La certification d'Opquast est donc un moyen de dégager une culture commune, de construire un socle qui met en évidence les rôles et problématiques de chacun, en étant toujours tourné vers les attentes de l'utilisateur final :

"Même si ce socle n'est pas suffisant en soi, tempère Elie Sloïm. C'est un peu le Code de la route... Dans l'industrie, chaque entreprise a un référent qualité dans son personnel. Combien de sociétés œuvrant dans le numérique peuvent dire la même chose ? Même si ce n'est pas le sujet le plus fun, j'en conviens. C'est aussi le signe que le secteur du web manque encore de maturité. Et pourtant, le coût de la non-qualité est énorme et très sous-estimé : non-ventes pour un site d'e-commerce par exemple, mauvaise réponse à l'internaute qui pose une question, bugs, retards, risques de déréférencement... La difficulté étant que ces coûts sont difficilement identifiables voire carrément invisibles. Dans l'industrie, les problèmes liés à la non-qualité représentaient 10 à 30 % du PIB français selon des estimations parues dans les années 80 et 90. Sur le web, personne ne s'en rend compte. Le problème pourrait même s'accentuer pour tous ceux qui vont se lancer sur des chantiers de transformation numérique autour de la commande vocale par exemple, sans se poser ces questions."

Lire aussi : Transformation numérique : comment manager (avec succès) la technologie ?

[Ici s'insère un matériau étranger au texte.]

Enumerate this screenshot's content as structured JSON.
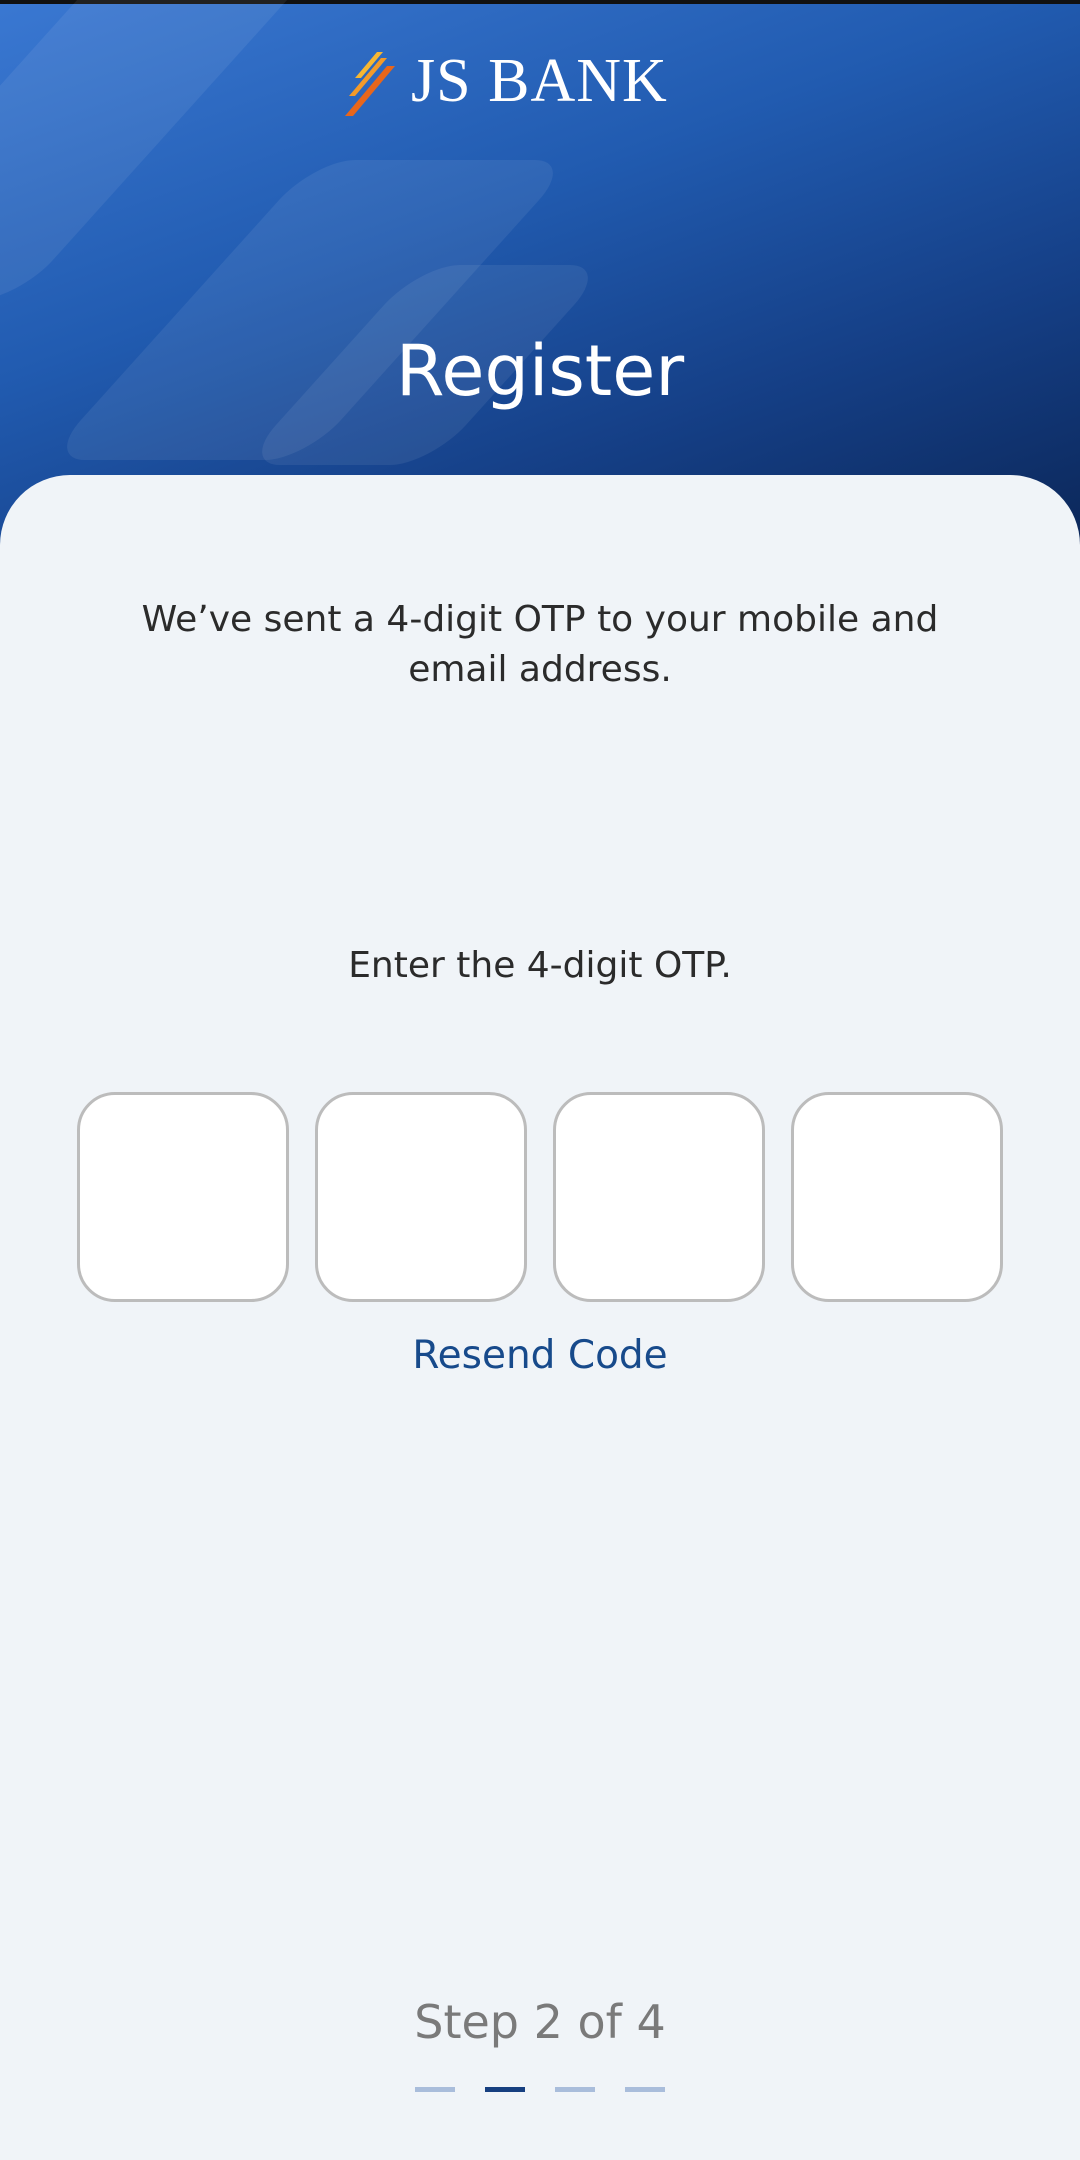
{
  "brand": {
    "logo_text": "JS BANK",
    "primary_color": "#174a8b",
    "accent_colors": [
      "#f7b733",
      "#e8661b"
    ]
  },
  "header": {
    "title": "Register"
  },
  "otp": {
    "info_text": "We’ve sent a 4-digit OTP to your mobile and email address.",
    "prompt": "Enter the 4-digit OTP.",
    "digits": [
      "",
      "",
      "",
      ""
    ],
    "resend_label": "Resend Code"
  },
  "progress": {
    "label": "Step 2 of 4",
    "current_step": 2,
    "total_steps": 4
  }
}
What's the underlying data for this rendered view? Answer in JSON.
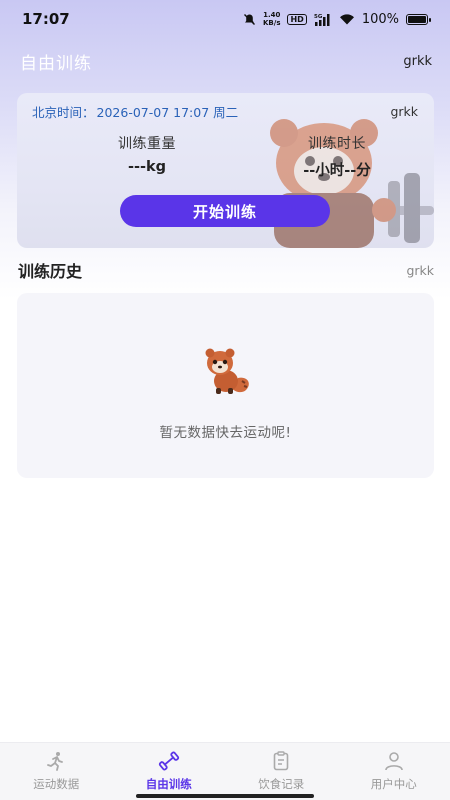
{
  "status_bar": {
    "time": "17:07",
    "net_speed_top": "1.40",
    "net_speed_bottom": "KB/s",
    "hd_badge": "HD",
    "signal_label": "5G",
    "battery": "100%"
  },
  "header": {
    "title": "自由训练",
    "user": "grkk"
  },
  "training_card": {
    "time_label": "北京时间：",
    "time_value": "2026-07-07 17:07 周二",
    "user": "grkk",
    "weight_label": "训练重量",
    "weight_value": "---kg",
    "duration_label": "训练时长",
    "duration_value": "--小时--分",
    "start_button": "开始训练"
  },
  "history": {
    "title": "训练历史",
    "user": "grkk",
    "empty_text": "暂无数据快去运动呢!"
  },
  "bottom_nav": {
    "items": [
      {
        "label": "运动数据",
        "icon": "running-icon"
      },
      {
        "label": "自由训练",
        "icon": "dumbbell-icon"
      },
      {
        "label": "饮食记录",
        "icon": "clipboard-icon"
      },
      {
        "label": "用户中心",
        "icon": "user-icon"
      }
    ],
    "active_index": 1
  },
  "colors": {
    "accent": "#5a35e8",
    "time_text": "#2a62b8"
  }
}
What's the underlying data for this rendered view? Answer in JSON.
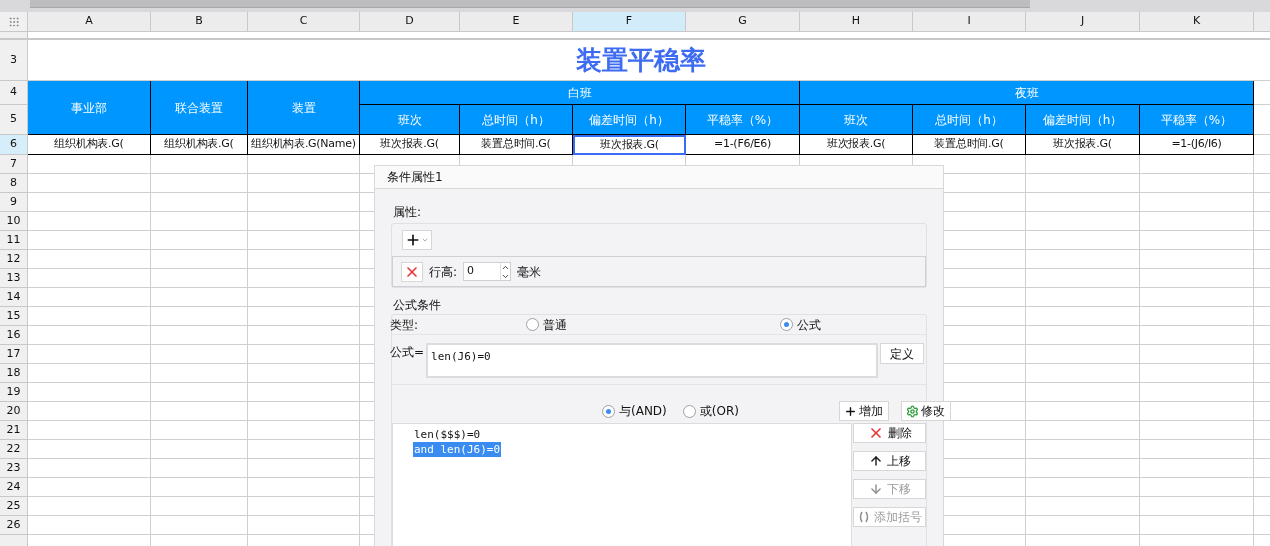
{
  "sheet": {
    "columns": [
      {
        "label": "A",
        "selected": false
      },
      {
        "label": "B",
        "selected": false
      },
      {
        "label": "C",
        "selected": false
      },
      {
        "label": "D",
        "selected": false
      },
      {
        "label": "E",
        "selected": false
      },
      {
        "label": "F",
        "selected": true
      },
      {
        "label": "G",
        "selected": false
      },
      {
        "label": "H",
        "selected": false
      },
      {
        "label": "I",
        "selected": false
      },
      {
        "label": "J",
        "selected": false
      },
      {
        "label": "K",
        "selected": false
      }
    ],
    "title_row": "3",
    "title": "装置平稳率",
    "header_rows": [
      "4",
      "5"
    ],
    "fixed_headers": [
      "事业部",
      "联合装置",
      "装置"
    ],
    "groups": [
      {
        "label": "白班",
        "subheaders": [
          "班次",
          "总时间（h）",
          "偏差时间（h）",
          "平稳率（%）"
        ]
      },
      {
        "label": "夜班",
        "subheaders": [
          "班次",
          "总时间（h）",
          "偏差时间（h）",
          "平稳率（%）"
        ]
      }
    ],
    "data_row": {
      "label": "6",
      "selected": true,
      "cells": [
        {
          "text": "组织机构表.G(",
          "selected": false
        },
        {
          "text": "组织机构表.G(",
          "selected": false
        },
        {
          "text": "组织机构表.G(Name)",
          "selected": false
        },
        {
          "text": "班次报表.G(",
          "selected": false
        },
        {
          "text": "装置总时间.G(",
          "selected": false
        },
        {
          "text": "班次报表.G(",
          "selected": true
        },
        {
          "text": "=1-(F6/E6)",
          "selected": false
        },
        {
          "text": "班次报表.G(",
          "selected": false
        },
        {
          "text": "装置总时间.G(",
          "selected": false
        },
        {
          "text": "班次报表.G(",
          "selected": false
        },
        {
          "text": "=1-(J6/I6)",
          "selected": false
        }
      ]
    },
    "empty_rows": [
      "7",
      "8",
      "9",
      "10",
      "11",
      "12",
      "13",
      "14",
      "15",
      "16",
      "17",
      "18",
      "19",
      "20",
      "21",
      "22",
      "23",
      "24",
      "25",
      "26"
    ]
  },
  "dialog": {
    "title": "条件属性1",
    "attributes": {
      "label": "属性:",
      "property": {
        "label": "行高:",
        "value": "0",
        "unit": "毫米"
      }
    },
    "formula_condition": {
      "label": "公式条件",
      "type_label": "类型:",
      "types": [
        {
          "label": "普通",
          "selected": false
        },
        {
          "label": "公式",
          "selected": true
        }
      ],
      "formula_label": "公式=",
      "formula": "len(J6)=0",
      "define_button": "定义",
      "logic": [
        {
          "label": "与(AND)",
          "selected": true
        },
        {
          "label": "或(OR)",
          "selected": false
        }
      ],
      "add_button": "增加",
      "modify_button": "修改",
      "conditions": [
        {
          "text": "len($$$)=0",
          "selected": false
        },
        {
          "text": "and len(J6)=0",
          "selected": true
        }
      ],
      "side_buttons": [
        {
          "kind": "delete",
          "label": "删除",
          "disabled": false
        },
        {
          "kind": "up",
          "label": "上移",
          "disabled": false
        },
        {
          "kind": "down",
          "label": "下移",
          "disabled": true
        },
        {
          "kind": "bracket",
          "label": "添加括号",
          "disabled": true
        }
      ]
    }
  }
}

Pas question pour Opquast de blâmer qui que ce soit, d'autant que la technicité des projets web se complexifie avec le temps, nécessitant des expertises très pointues. Il reste que les lignes bougent progressivement. "Les agences web ont suivi sur le sujet assez tôt, les entreprises de services du numérique (le nouveau nom des SSII, NDLR) s'y mettent depuis 3 ou 4 ans", confirme Elie Sloïm. Le dirigeant d'Opquast pointe aussi qu'au-delà des technologies employées, la réussite passe avant tout "par le contenu et les services. C'est ce qui déclenche la visite d'un utilisateur. Les acheteurs de sites doivent arrêter de se défausser de cette question des contenus et des services auprès de leurs prestataires. Lorsque l'on achète un site web, c'est une armoire vide qu'il appartient à l'entreprise de remplir. Mais les choses progressent et les entreprises commencent à prendre en main ce sujet, notamment à travers les chantiers de transformation digitale et les approches UX [expérience utilisateur]."